From: Alexandre Eremenko
Date: 2018 Nov 23, 06:47 +0000
From: Alexandre Eremenko
Date: 2018 Nov 23, 06:47 +0000
Dear Brad, You wrote: > When observing the bright object (sun, moon, planet, star) it should be centered in the optics. I have scopes which have crosshairs to help insure the object is centered. By the way, crosshairs are only possible in Kepler scopes. Not in Galileo scopes. You also wrote: > From a brief investigation, I get that AR was commonly available from the 1930's or 1940's. I most certainly could be wrong about that, but it looked like a WW2 enhancement.
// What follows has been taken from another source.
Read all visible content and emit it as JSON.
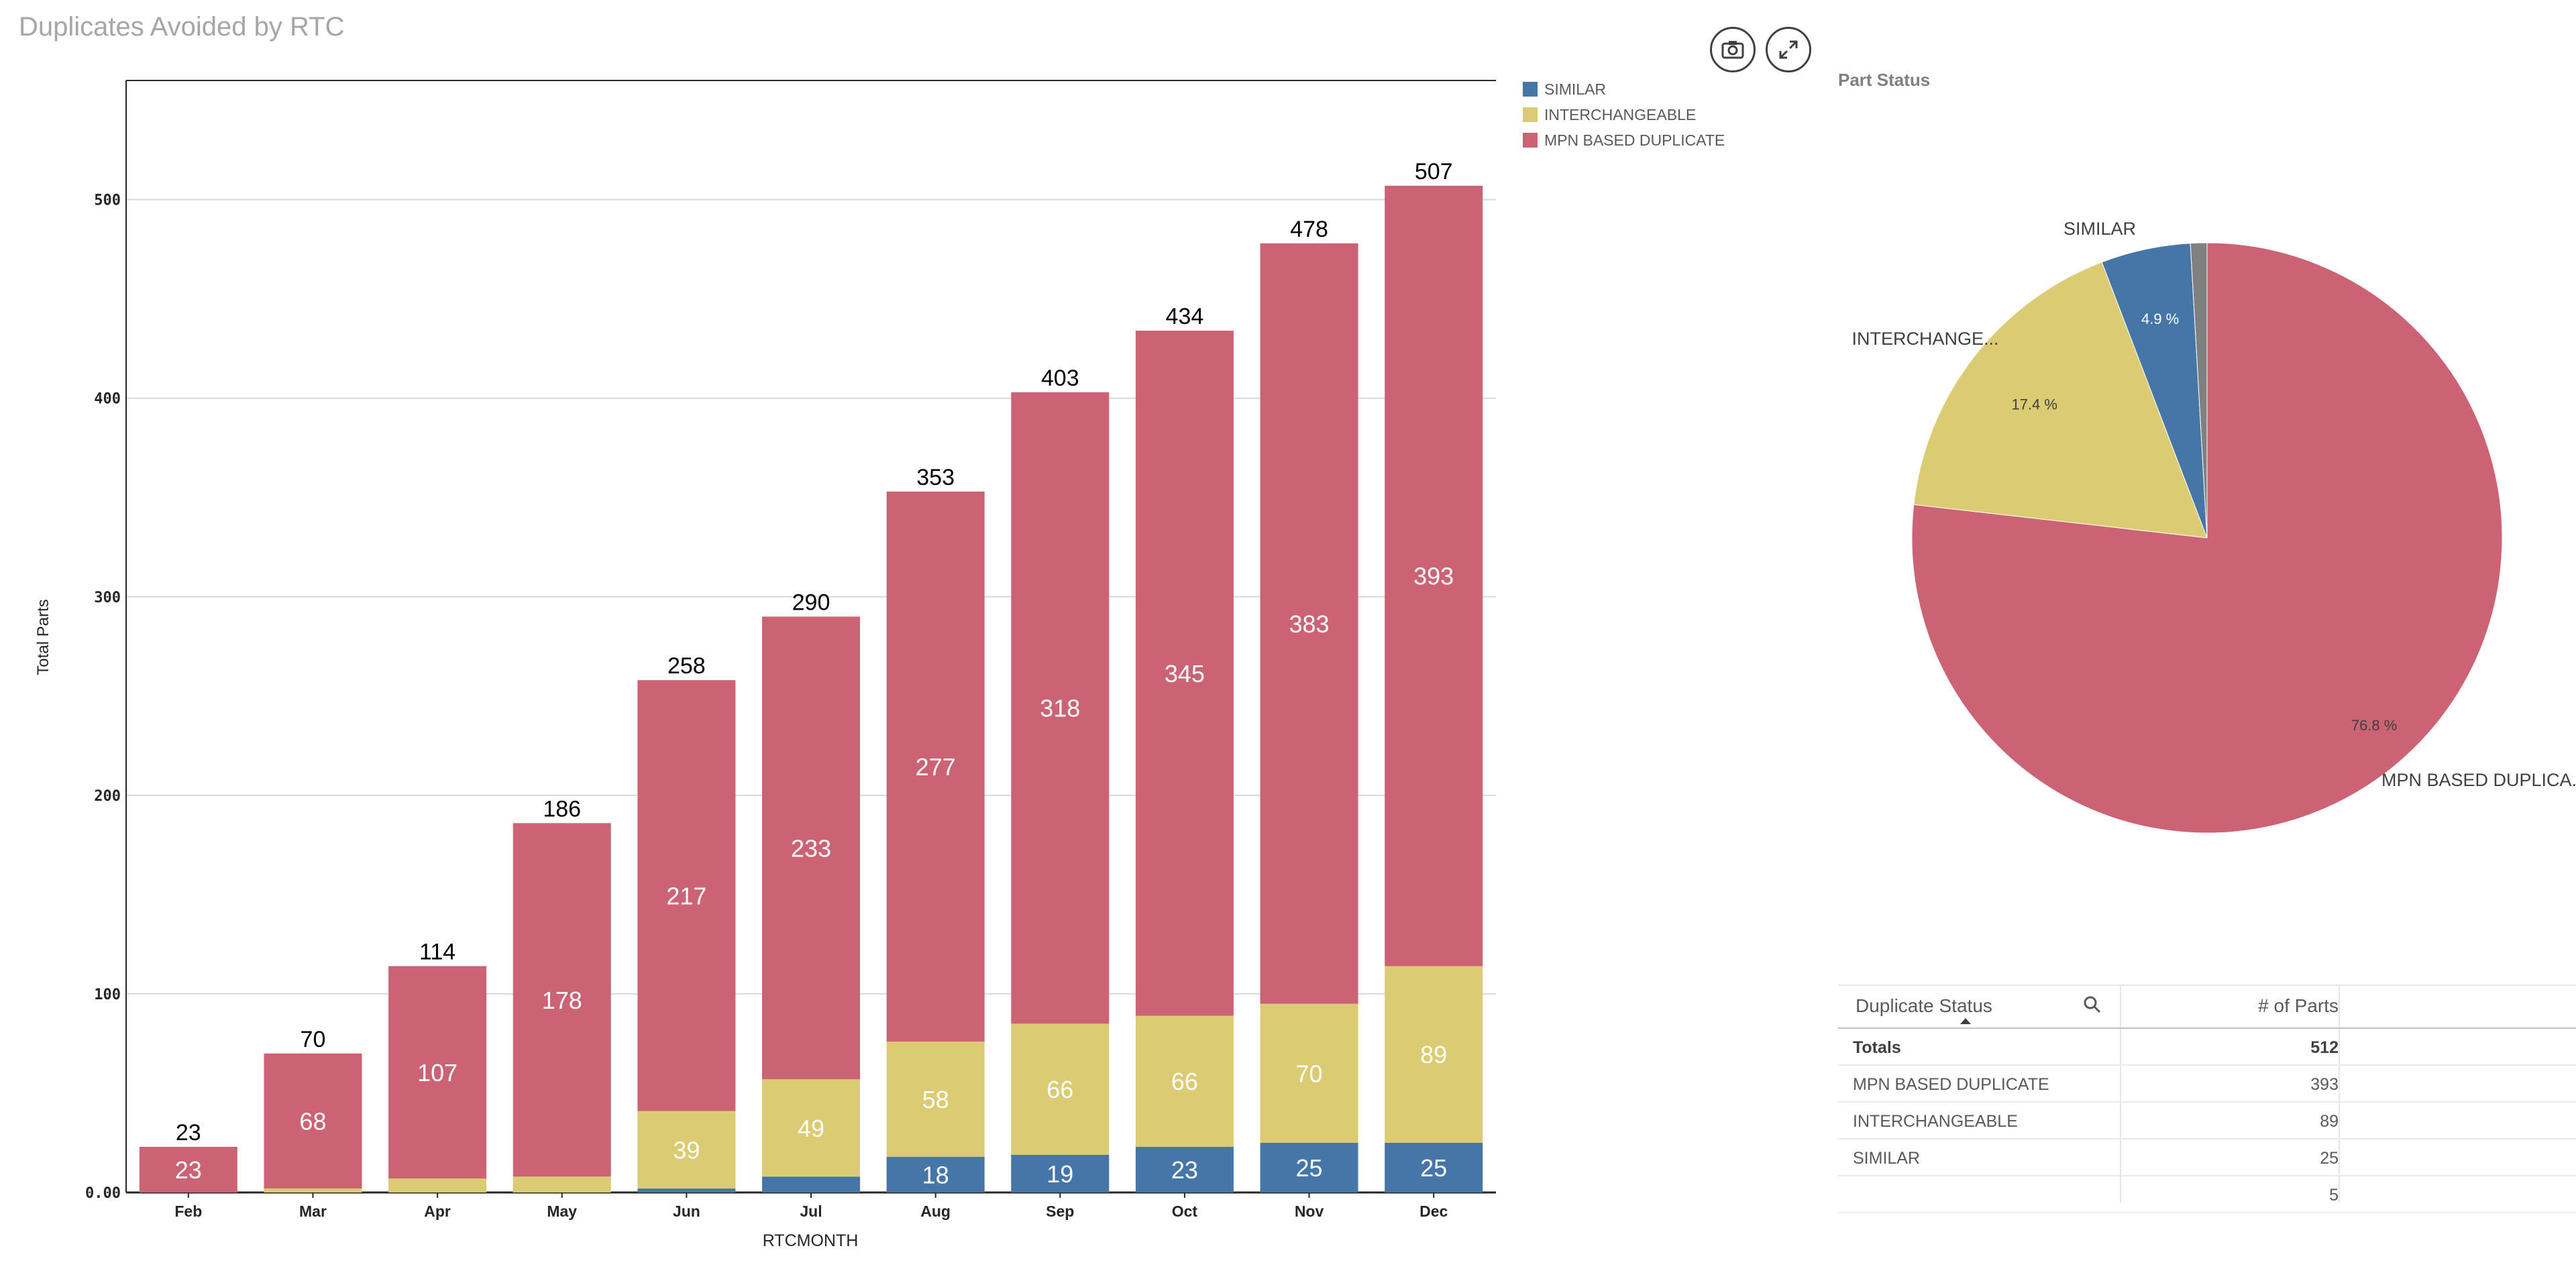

I do not remember an exact references, but I read somewhere that it was invented by Germans (Zeiss) shortly before WWII. The main producer of Soviet optics after WWII was the company called LOMO (Leningrad optico-mechanical union) which used German know-how and equipment. Lens of SNO-T telescopes were apparently made by LOMO. > What of all the sextants manufactured before AR? Am I to understand that these devices are incapable of an observation? Clearly they are not. Certainly they are not. AR probably gives a slight improvement in twilight observations, better horizon visibility. I think that after 1940s or 1950s all binoculars have AR optics. Alex.